First, I’d never heard of the term “Monday” used in reference to a person at all, much less with a racial angle. Apparently that was his defense, that he meant it in the sense of an athlete who was “dogging it” and that he was unaware of any racial overtones, which is already one step ahead of my awareness of the term. But he evidently had a documented history of anti-black racial slurs and that was enough to render that defense unlikely in the eyes of the commissioner.
Is this some kind of Boston specific slang, “Monday”? I always assumed coffee mugs or posters reading “I Hate Mondays” were simply indicators of rat race exhaustion.
The only racially tinged day-of-the-week term for a person I can think of would be “Man Friday” as a job description for a do-it-all assisstant - but not a “right hand man”, which would suggest someone getting groomed for succession. Instead you’d be a faithful servant like the rescued cannibal Friday was to Robinson Crusoe. I could see how a Caribbean person would object to the term “Man Friday” being not far from “Stepin Fetchit”.
But… “Monday”, deriving from “I Hate Mondays”? I just don’t get it.
I am not a fan of attributing importance to made-up definitions for previously-defined words.
I’m looking at YOU, Urban Dictionary.
Words mean things. Words CAN carry several definitions. But the meme-slang thing gets far more attention than it should, in my own not-so-humble opinion.
Occupations have always had their own slang; extending that to actually define a word outside of that context is just stupid.
I’m… not really sure I understand what you’re saying, here. Why are you looking at Urban Dictionary? They didn’t create this re-definition, they’re just reporting on it.
Urban Dictionary is like Wikipedia, or at least it used to be. I knew people who would make up a definition for something and go spam UD, hoping it’d get picked up and used.
In the ESPN article I linked to (the one that puzzled me), it read in part:
So from this, I took it that the coded use of “Monday” was well known enough that Crawford himself realized its racial nature and reported it, as opposed to being puzzled as to “WTF that was suppoed to mean”. I mean, pro athletes get heckled all the time, especially underperforming, highly paid guys on long-term contracts to high profile teams like the Red Sox.

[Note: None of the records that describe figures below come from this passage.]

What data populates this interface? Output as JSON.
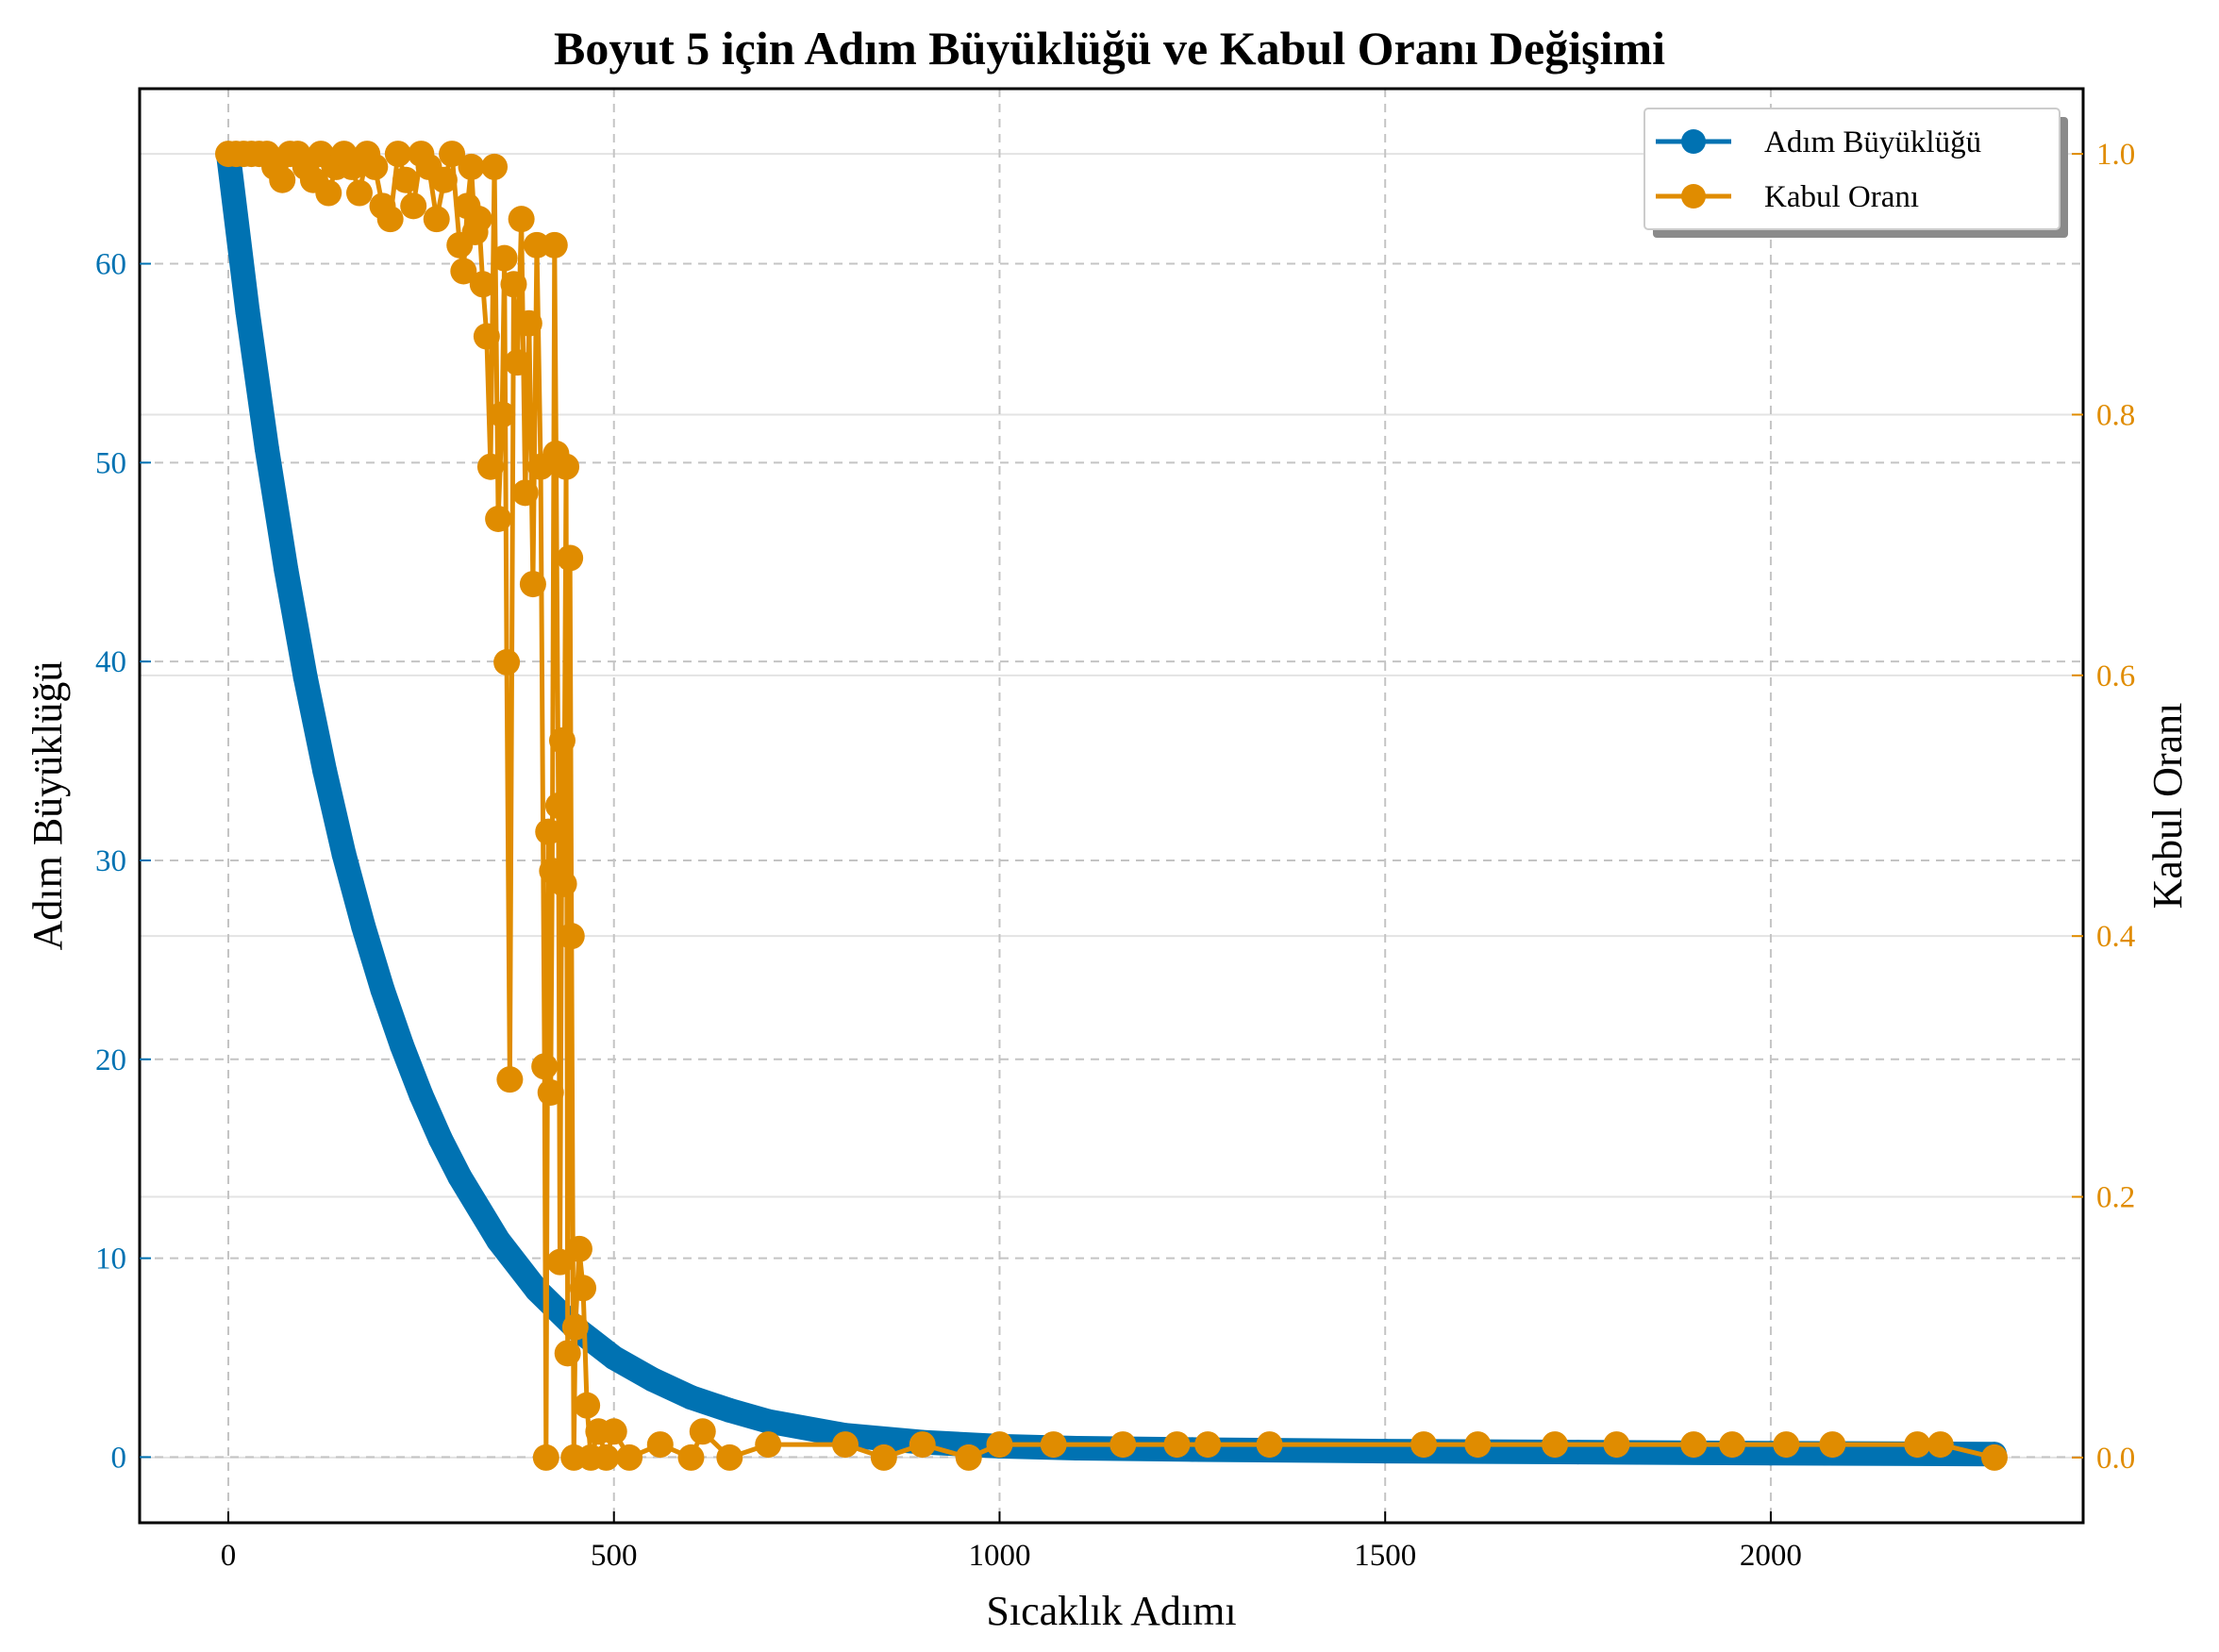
{
  "chart_data": {
    "type": "line",
    "title": "Boyut 5 için Adım Büyüklüğü ve Kabul Oranı Değişimi",
    "xlabel": "Sıcaklık Adımı",
    "ylabel": "Adım Büyüklüğü",
    "y2label": "Kabul Oranı",
    "xlim": [
      -115,
      2405
    ],
    "ylim": [
      -3.3,
      68.8
    ],
    "y2lim": [
      -0.05,
      1.05
    ],
    "xticks": [
      0,
      500,
      1000,
      1500,
      2000
    ],
    "yticks": [
      0,
      10,
      20,
      30,
      40,
      50,
      60
    ],
    "y2ticks": [
      0.0,
      0.2,
      0.4,
      0.6,
      0.8,
      1.0
    ],
    "xtick_labels": [
      "0",
      "500",
      "1000",
      "1500",
      "2000"
    ],
    "ytick_labels": [
      "0",
      "10",
      "20",
      "30",
      "40",
      "50",
      "60"
    ],
    "y2tick_labels": [
      "0.0",
      "0.2",
      "0.4",
      "0.6",
      "0.8",
      "1.0"
    ],
    "grid": true,
    "legend_position": "top-right",
    "colors": {
      "step": "#0072b2",
      "accept": "#e08c00"
    },
    "series": [
      {
        "name": "Adım Büyüklüğü",
        "axis": "left",
        "x": [
          0,
          25,
          50,
          75,
          100,
          125,
          150,
          175,
          200,
          225,
          250,
          275,
          300,
          350,
          400,
          450,
          500,
          550,
          600,
          650,
          700,
          800,
          900,
          1000,
          1100,
          1250,
          1500,
          1750,
          2000,
          2290
        ],
        "y": [
          65.5,
          57.6,
          50.7,
          44.6,
          39.2,
          34.5,
          30.3,
          26.7,
          23.5,
          20.7,
          18.2,
          16.0,
          14.1,
          10.9,
          8.4,
          6.5,
          5.0,
          3.9,
          3.0,
          2.35,
          1.8,
          1.1,
          0.75,
          0.55,
          0.45,
          0.38,
          0.3,
          0.25,
          0.2,
          0.15
        ]
      },
      {
        "name": "Kabul Oranı",
        "axis": "right",
        "x": [
          0,
          10,
          20,
          30,
          40,
          50,
          60,
          70,
          80,
          90,
          100,
          110,
          120,
          130,
          140,
          150,
          160,
          170,
          180,
          190,
          200,
          210,
          220,
          230,
          240,
          250,
          260,
          270,
          280,
          290,
          300,
          305,
          310,
          315,
          320,
          325,
          330,
          335,
          340,
          345,
          350,
          355,
          358,
          361,
          365,
          370,
          375,
          380,
          385,
          390,
          395,
          400,
          405,
          410,
          412,
          415,
          418,
          420,
          423,
          425,
          428,
          430,
          433,
          435,
          438,
          440,
          443,
          445,
          448,
          450,
          455,
          460,
          465,
          470,
          480,
          490,
          500,
          520,
          560,
          600,
          615,
          650,
          700,
          800,
          850,
          900,
          960,
          1000,
          1070,
          1160,
          1230,
          1270,
          1350,
          1550,
          1620,
          1720,
          1800,
          1900,
          1950,
          2020,
          2080,
          2190,
          2220,
          2290
        ],
        "y": [
          1.0,
          1.0,
          1.0,
          1.0,
          1.0,
          1.0,
          0.99,
          0.98,
          1.0,
          1.0,
          0.99,
          0.98,
          1.0,
          0.97,
          0.99,
          1.0,
          0.99,
          0.97,
          1.0,
          0.99,
          0.96,
          0.95,
          1.0,
          0.98,
          0.96,
          1.0,
          0.99,
          0.95,
          0.98,
          1.0,
          0.93,
          0.91,
          0.96,
          0.99,
          0.94,
          0.95,
          0.9,
          0.86,
          0.76,
          0.99,
          0.72,
          0.8,
          0.92,
          0.61,
          0.29,
          0.9,
          0.84,
          0.95,
          0.74,
          0.87,
          0.67,
          0.93,
          0.76,
          0.3,
          0.0,
          0.48,
          0.28,
          0.45,
          0.93,
          0.77,
          0.5,
          0.15,
          0.55,
          0.44,
          0.76,
          0.08,
          0.69,
          0.4,
          0.0,
          0.1,
          0.16,
          0.13,
          0.04,
          0.0,
          0.02,
          0.0,
          0.02,
          0.0,
          0.01,
          0.0,
          0.02,
          0.0,
          0.01,
          0.01,
          0.0,
          0.01,
          0.0,
          0.01,
          0.01,
          0.01,
          0.01,
          0.01,
          0.01,
          0.01,
          0.01,
          0.01,
          0.01,
          0.01,
          0.01,
          0.01,
          0.01,
          0.01,
          0.01,
          0.0
        ]
      }
    ]
  }
}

I doubt Crawford would have called in somebody calling him a “bust” or screaming that he was “dogging it” or even saying things like “you’re DONE, you’re like a f*cking thief with that contract, where’s your SHAME, RETIRE already!”, which I have heard shouted at players by so-called fans at players from a range close enough to be heard.
That’s interesting, thanks. I know there are coded racial terms like some of the ones used by waitstaff mentioned in that article (though I’d forgotten the specifics - I do remember reading or hearing about “Canadian” being code for “black” somewhere), and that Cockney rhyming slang is rife with oblique euphemisms for offensive slurs. But “Monday” was a new one to me, and more specifically, I was surprised that Crawford himself picked up on it. If it was just “Boston cop slang for nigger”, how did Crawford know of it? That sugggests it’d been around long enough and used long enough that a general understanding of it had crept out of the subgroup, which usually means it would stop being used and a new term invented.
As far as I know, from what I’ve been hearing on the Boston media, the Canadian comedian popularized it on Def Comedy Jam. I’ve never heard it in Boston, and I don’t know if it was ever used it Boston, but the cop’s reference was to that routine. Crawford was familiar with it as well, probably from the same source, IMO.
The cop had other problems, so I have no doubts he meant it racially and his firing was correct.
Not a Boston thing. I live in Southern California where I’ve heard it used to refer to black people by a Mexican friend. I’ve also heard “Canadians” used for the same purpose.